Textes signés par Seba, le rappeur-bûcheron, mais aussi Catherine Kidd, Marie-Hélène Poitras, Yannick Duguay et quelques autres. Où se procurer Dubref? Consultez le www.dubref.com.
La toile, espace littéraire
Michel Forgues est peut-être l’auteur québécois ayant saisi le plus tôt les possibilités de diffusion spécifiques à la toile. Ce webwriter nous invite dans un univers kaléidoscopique rendant compte, au jour le jour, de ses explorations poétiques et visuelles. Une visite au http://pages.infinit.net/mfwriter, c’est un moment passé Ailleurs avec un grand A. "Je souhaitais mettre en ligne un site réellement personnel, tout sauf linéaire, qui soit une invitation à pénétrer mon espace de création." Pari tenu: avec son graphisme inspiré, ses séquences vidéo complètement atypiques, le site de Michel Forgues et du webmestre Simon Lachance constitue une singulière expérience dont le fil conducteur, encore là, demeure celui des mots.
"Le Web est, le plus souvent, une simple vitrine commerciale, observe le webwriter. J’y vois d’abord un extraordinaire outil de création et de communication, de work in progress témoignant de la voix intime d’un artiste. J’aurais aimé, moi, entendre celle de Rilke ou Rimbaud… Voir leur ouvre se forger au jour le jour."

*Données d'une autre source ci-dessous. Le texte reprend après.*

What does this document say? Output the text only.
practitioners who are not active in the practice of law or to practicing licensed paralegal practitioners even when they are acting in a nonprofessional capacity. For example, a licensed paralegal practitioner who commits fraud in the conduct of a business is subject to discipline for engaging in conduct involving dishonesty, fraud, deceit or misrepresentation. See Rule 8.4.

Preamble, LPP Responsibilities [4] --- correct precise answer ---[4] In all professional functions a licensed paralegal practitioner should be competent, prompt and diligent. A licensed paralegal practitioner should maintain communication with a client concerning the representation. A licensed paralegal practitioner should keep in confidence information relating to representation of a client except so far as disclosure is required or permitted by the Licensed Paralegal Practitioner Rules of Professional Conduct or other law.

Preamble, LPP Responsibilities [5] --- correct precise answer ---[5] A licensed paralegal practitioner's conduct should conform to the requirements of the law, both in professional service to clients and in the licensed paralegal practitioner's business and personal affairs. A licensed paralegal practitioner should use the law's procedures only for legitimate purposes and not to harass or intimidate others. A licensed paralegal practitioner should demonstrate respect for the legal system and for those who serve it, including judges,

S’il agit depuis plus de 25 ans comme comédien, metteur en scène et performeur, Michel Forgues demeure peu connu comme auteur. Il n’a publié qu’un seul recueil de poèmes (Une lettre de granite, Trait d’union), mais a indéniablement rejoint un nouveau lectorat grâce à Internet. "Depuis 2000, plus de 700 personnes ont placé mon site parmi leurs signets. Je ne suis donc pas tout seul à trouver ce lieu propice au poème. Il faut dire que plusieurs canaux de diffusion conventionnels ont été délestés de leur mission culturelle…"

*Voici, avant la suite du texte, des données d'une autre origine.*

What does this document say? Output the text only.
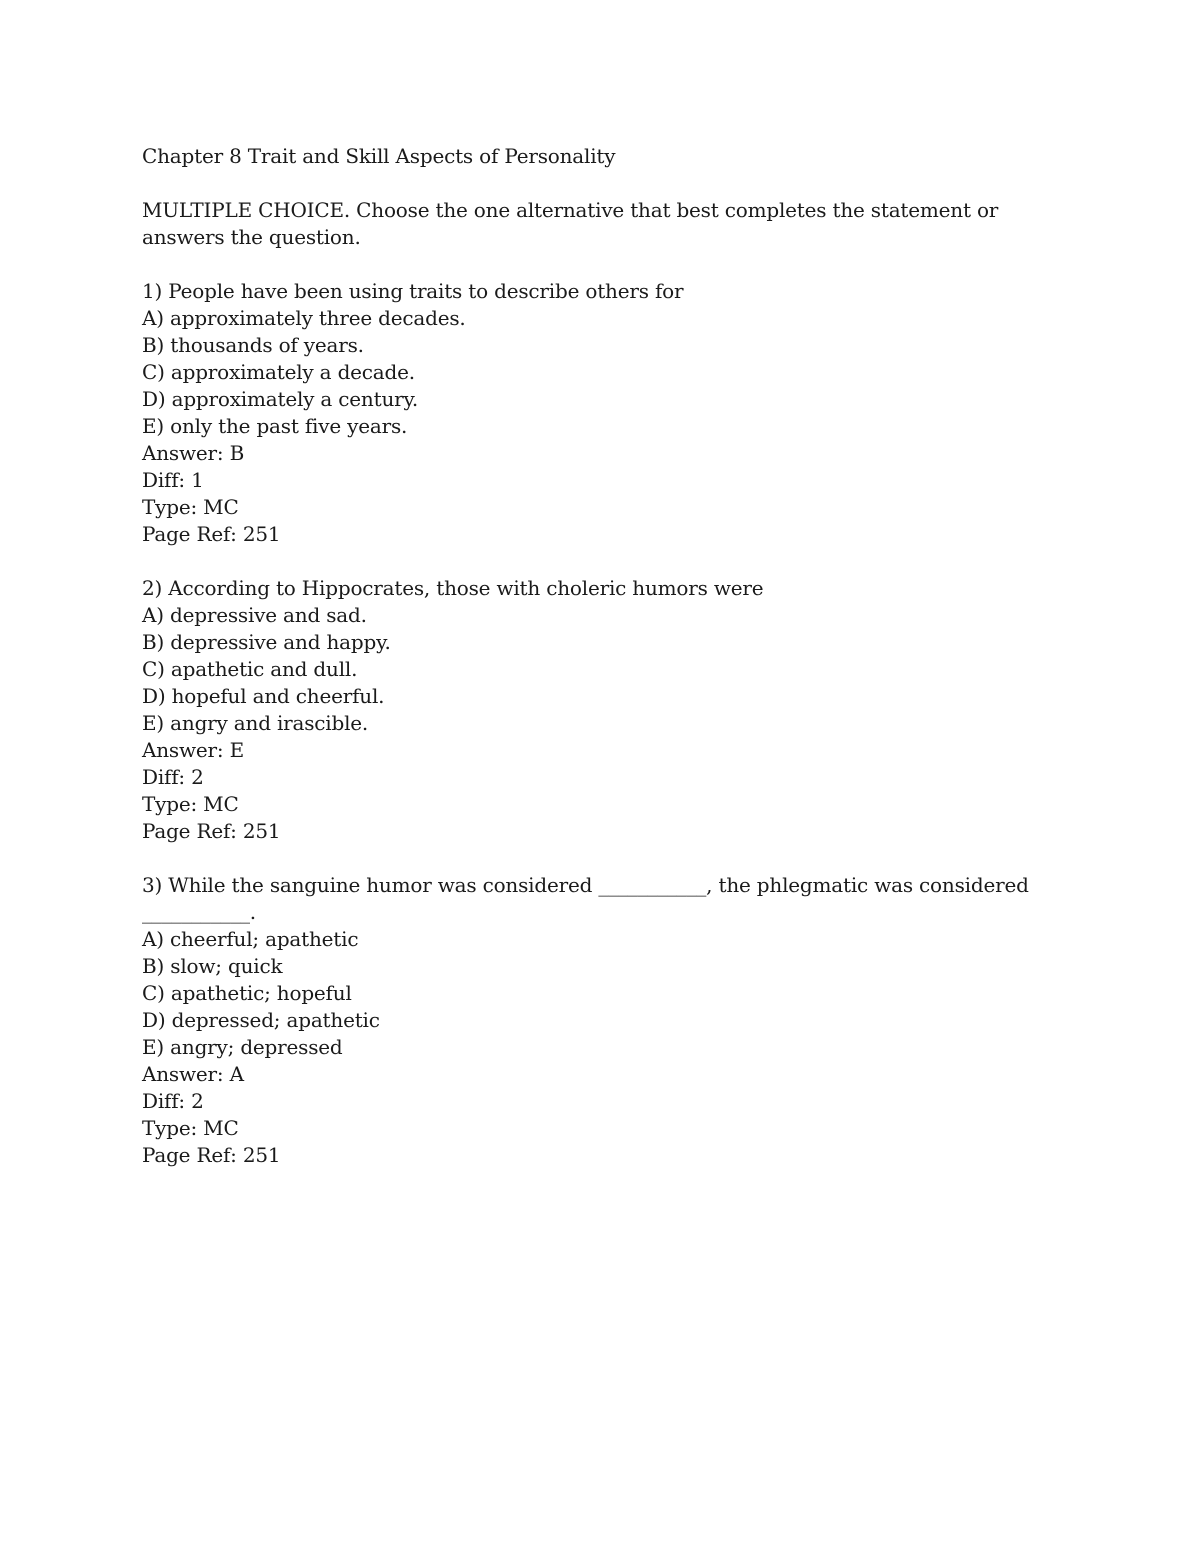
Chapter 8 Trait and Skill Aspects of Personality
MULTIPLE CHOICE. Choose the one alternative that best completes the statement or answers the question.
1) People have been using traits to describe others for
A) approximately three decades.
B) thousands of years.
C) approximately a decade.
D) approximately a century.
E) only the past five years.
Answer: B
Diff: 1
Type: MC
Page Ref: 251
2) According to Hippocrates, those with choleric humors were
A) depressive and sad.
B) depressive and happy.
C) apathetic and dull.
D) hopeful and cheerful.
E) angry and irascible.
Answer: E
Diff: 2
Type: MC
Page Ref: 251
3) While the sanguine humor was considered ___________, the phlegmatic was considered ___________.
A) cheerful; apathetic
B) slow; quick
C) apathetic; hopeful
D) depressed; apathetic
E) angry; depressed
Answer: A
Diff: 2
Type: MC
Page Ref: 251
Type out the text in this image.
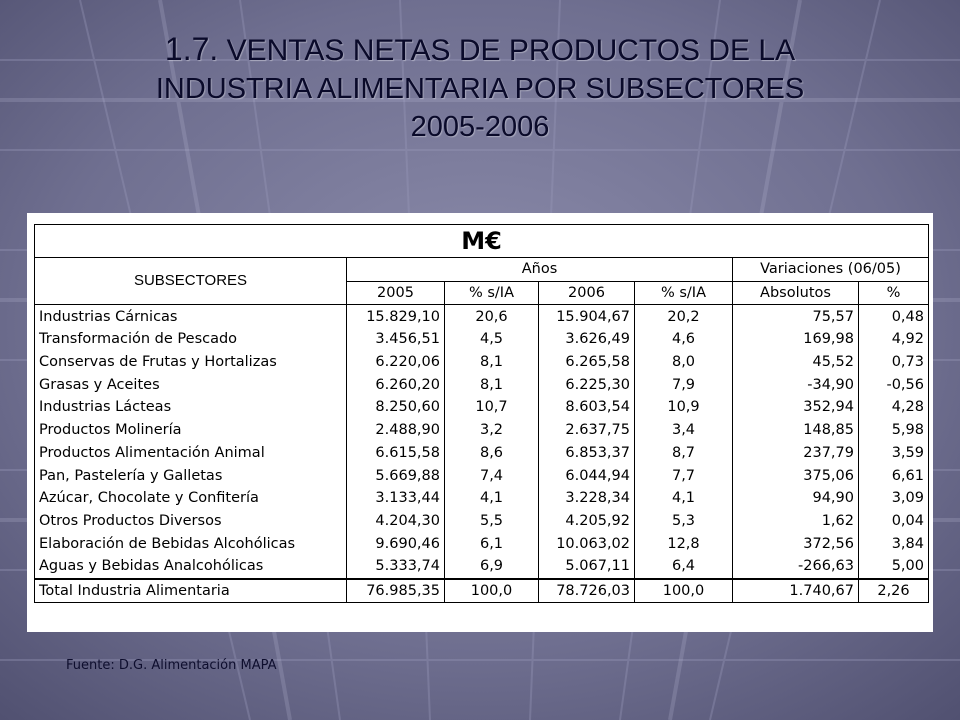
1.7. VENTAS NETAS DE PRODUCTOS DE LA
INDUSTRIA ALIMENTARIA POR SUBSECTORES
2005-2006
M€						
SUBSECTORES	Años				Variaciones (06/05)	
	2005	% s/IA	2006	% s/IA	Absolutos	%
Industrias Cárnicas	15.829,10	20,6	15.904,67	20,2	75,57	0,48
Transformación de Pescado	3.456,51	4,5	3.626,49	4,6	169,98	4,92
Conservas de Frutas y Hortalizas	6.220,06	8,1	6.265,58	8,0	45,52	0,73
Grasas y Aceites	6.260,20	8,1	6.225,30	7,9	-34,90	-0,56
Industrias Lácteas	8.250,60	10,7	8.603,54	10,9	352,94	4,28
Productos Molinería	2.488,90	3,2	2.637,75	3,4	148,85	5,98
Productos Alimentación Animal	6.615,58	8,6	6.853,37	8,7	237,79	3,59
Pan, Pastelería y Galletas	5.669,88	7,4	6.044,94	7,7	375,06	6,61
Azúcar, Chocolate y Confitería	3.133,44	4,1	3.228,34	4,1	94,90	3,09
Otros Productos Diversos	4.204,30	5,5	4.205,92	5,3	1,62	0,04
Elaboración de Bebidas Alcohólicas	9.690,46	6,1	10.063,02	12,8	372,56	3,84
Aguas y Bebidas Analcohólicas	5.333,74	6,9	5.067,11	6,4	-266,63	5,00
Total Industria Alimentaria	76.985,35	100,0	78.726,03	100,0	1.740,67	2,26
Fuente: D.G. Alimentación MAPA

Autre fleuron du Net poétique: le portail de la poésie québécoise et francophone d’Amérique (www.poesie-quebecoise.org), qui propose, entre autres, une série de fiches présentant nos poètes et une fenêtre Actualités annonçant les lancements et les lectures à venir. Bertrand Laverdure, directeur littéraire des Éditions Triptyque et auteur du récent Audioguide (Le Noroît), en est l’un des principaux animateurs. "Notre mission, dit-il, est de suivre la mouvance du milieu, de repérer les voix qui émergent, puis d’éduquer, jusqu’à un certain point. D’aider, par exemple, les jeunes poètes à trouver un moyen de publier leurs textes."
À la même enseigne, on trouve un forum de discussion, des extraits de lectures et des entrevues en real audio. "Le contenu audio-vidéo, ça demeure plutôt lourd et assez exigeant à réaliser, mais nous en faisons dès que nous trouvons les fonds et surtout le temps nécessaires! Les derniers reportages font écho au Festival de poésie de Trois-Rivières, par exemple."
Loin de voler la place au canaux traditionnels, Internet et les nouveaux médias ouvrent au poème un champ différent. Sans aller jusqu’à dire "the medium is the message", comme McLuhan, il est clair que la technologie amène de nouveaux paramètres de création. Le poème, intelligemment couplé aux outils d’aujourd’hui, résonne autrement. Sans doute mieux et certainement plus loin.